An ambitious solar energy project on a massive scale is about to get underway in the Arizona desert. EnviroMission is undergoing land acquisition and site-specific engineering to build its first full-scale solar tower – and when we say full-scale, we mean it! The mammoth 800-plus meter (2625 ft) tall tower will instantly become one of the world’s tallest buildings. Its 200-megawatt power generation capacity will reliably feed the grid with enough power for 150,000 US homes, and once it’s built, it can be expected to more or less sit there producing clean, renewable power with virtually no maintenance until it’s more than 80 years old…
Enviromission’s solar tower is a simple idea taken to gigantic proportions. The sun beats down on a large covered greenhouse area at the bottom, warming the air underneath it. Hot air wants to rise, so there’s a central point for it to rush towards and escape; the tower in the middle. And there’s a bunch of turbines at the base of the tower that generate electricity from that natural updraft…
Then, raise that tower up so that it’s hundreds of meters in the air – because for every hundred metres you go up from the surface, the ambient temperature drops by about 1 degree. The greater the temperature differential, the harder the tower sucks up that hot air at the bottom – and the more energy you can generate through the turbines.
The advantages of this kind of power source are clear:
Because it works on temperature differential, not absolute temperature, it works in any weather;
Because the heat of the day warms the ground up so much, it continues working at night;
Because you want large tracts of hot, dry land for best results, you can build it on more or less useless land in the desert;
It requires virtually no maintenance – apart from a bit of turbine servicing now and then, the tower “just works” once it’s going, and lasts as long as its structure stays standing;
The critter is scheduled to start producing power in 2015. If we had a public power company that made it to the 20th Century – if not the 21st – we could do something similar here in New Mexico.
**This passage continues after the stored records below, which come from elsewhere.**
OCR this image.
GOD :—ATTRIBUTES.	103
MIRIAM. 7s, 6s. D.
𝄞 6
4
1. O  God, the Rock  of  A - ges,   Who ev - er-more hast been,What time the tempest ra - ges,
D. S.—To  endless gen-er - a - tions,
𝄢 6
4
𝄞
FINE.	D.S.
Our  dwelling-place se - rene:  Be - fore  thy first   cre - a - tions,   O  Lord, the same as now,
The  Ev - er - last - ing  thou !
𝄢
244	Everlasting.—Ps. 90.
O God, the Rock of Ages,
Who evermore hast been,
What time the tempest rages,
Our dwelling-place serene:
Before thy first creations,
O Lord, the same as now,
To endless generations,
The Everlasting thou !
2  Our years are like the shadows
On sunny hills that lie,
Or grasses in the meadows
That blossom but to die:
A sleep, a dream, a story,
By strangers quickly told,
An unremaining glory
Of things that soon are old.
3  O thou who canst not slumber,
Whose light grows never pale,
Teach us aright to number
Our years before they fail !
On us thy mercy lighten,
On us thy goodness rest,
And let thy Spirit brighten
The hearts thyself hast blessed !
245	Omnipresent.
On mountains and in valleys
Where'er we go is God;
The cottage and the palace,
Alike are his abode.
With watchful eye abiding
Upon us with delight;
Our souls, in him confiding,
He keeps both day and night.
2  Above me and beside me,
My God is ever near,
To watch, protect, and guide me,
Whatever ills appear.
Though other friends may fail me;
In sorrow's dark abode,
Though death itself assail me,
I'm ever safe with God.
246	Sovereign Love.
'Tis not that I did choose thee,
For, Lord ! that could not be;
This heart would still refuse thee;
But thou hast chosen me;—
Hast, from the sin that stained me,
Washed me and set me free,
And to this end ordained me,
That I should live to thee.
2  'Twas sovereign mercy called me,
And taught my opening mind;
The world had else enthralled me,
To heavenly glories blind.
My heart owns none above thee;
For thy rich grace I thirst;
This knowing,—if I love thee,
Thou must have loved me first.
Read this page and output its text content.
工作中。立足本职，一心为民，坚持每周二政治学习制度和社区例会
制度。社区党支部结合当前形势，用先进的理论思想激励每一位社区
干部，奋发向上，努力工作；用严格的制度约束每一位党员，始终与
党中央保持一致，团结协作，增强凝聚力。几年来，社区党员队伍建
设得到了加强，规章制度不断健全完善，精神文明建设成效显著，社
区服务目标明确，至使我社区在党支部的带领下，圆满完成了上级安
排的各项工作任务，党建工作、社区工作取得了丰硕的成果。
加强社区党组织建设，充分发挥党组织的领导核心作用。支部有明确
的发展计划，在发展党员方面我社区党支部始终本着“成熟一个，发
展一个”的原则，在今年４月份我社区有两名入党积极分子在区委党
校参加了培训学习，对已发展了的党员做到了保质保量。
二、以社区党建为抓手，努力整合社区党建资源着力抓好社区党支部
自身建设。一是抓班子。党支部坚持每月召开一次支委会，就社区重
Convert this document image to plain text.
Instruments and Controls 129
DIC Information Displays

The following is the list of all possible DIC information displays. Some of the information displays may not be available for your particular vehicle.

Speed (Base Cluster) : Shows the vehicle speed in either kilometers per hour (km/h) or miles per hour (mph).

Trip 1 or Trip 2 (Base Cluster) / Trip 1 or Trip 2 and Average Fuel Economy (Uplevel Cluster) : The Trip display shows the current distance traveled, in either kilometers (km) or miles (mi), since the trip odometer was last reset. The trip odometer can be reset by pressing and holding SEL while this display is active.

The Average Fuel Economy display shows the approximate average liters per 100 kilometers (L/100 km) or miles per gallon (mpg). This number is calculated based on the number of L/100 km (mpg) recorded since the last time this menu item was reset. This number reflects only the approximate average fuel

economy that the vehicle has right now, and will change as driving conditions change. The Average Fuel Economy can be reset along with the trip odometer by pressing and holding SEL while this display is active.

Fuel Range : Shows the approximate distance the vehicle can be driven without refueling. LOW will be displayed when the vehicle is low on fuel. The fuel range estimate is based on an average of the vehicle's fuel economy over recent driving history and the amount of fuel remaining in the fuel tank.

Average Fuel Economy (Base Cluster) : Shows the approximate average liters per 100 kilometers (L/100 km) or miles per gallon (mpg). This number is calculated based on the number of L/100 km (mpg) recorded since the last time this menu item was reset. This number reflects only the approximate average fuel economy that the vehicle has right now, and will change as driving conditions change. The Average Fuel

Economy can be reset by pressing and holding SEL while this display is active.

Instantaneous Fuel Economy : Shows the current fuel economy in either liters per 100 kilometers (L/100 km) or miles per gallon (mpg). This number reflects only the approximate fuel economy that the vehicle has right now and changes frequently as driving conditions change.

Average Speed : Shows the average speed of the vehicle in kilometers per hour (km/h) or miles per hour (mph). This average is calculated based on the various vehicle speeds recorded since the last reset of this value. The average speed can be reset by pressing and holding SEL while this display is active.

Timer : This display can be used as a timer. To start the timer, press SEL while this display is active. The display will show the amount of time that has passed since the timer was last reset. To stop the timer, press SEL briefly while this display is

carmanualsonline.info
From a separate temporal view, we’ve known how to evaluate the physics of propositions like this for decades. Computer modeling of the process, processes like this, isn’t new either. But, to return to my theme song about computational analysis, the amount of computing horsepower easily and cheaply available to recheck the physics, the details of design, has scaled up beyond comprehension compared to even a decade ago. And software to match sits inside off-the-shelf laptops with graphics sufficient to educate any VC worth his or her greenbacks on how well a project like this one will produce a return.
The only people who aren’t likely to get it – are the fracking politicians and bureaucrats who sit in the way of any kind of progress in this nation. And that could have changed by now, too – but, hasn’t.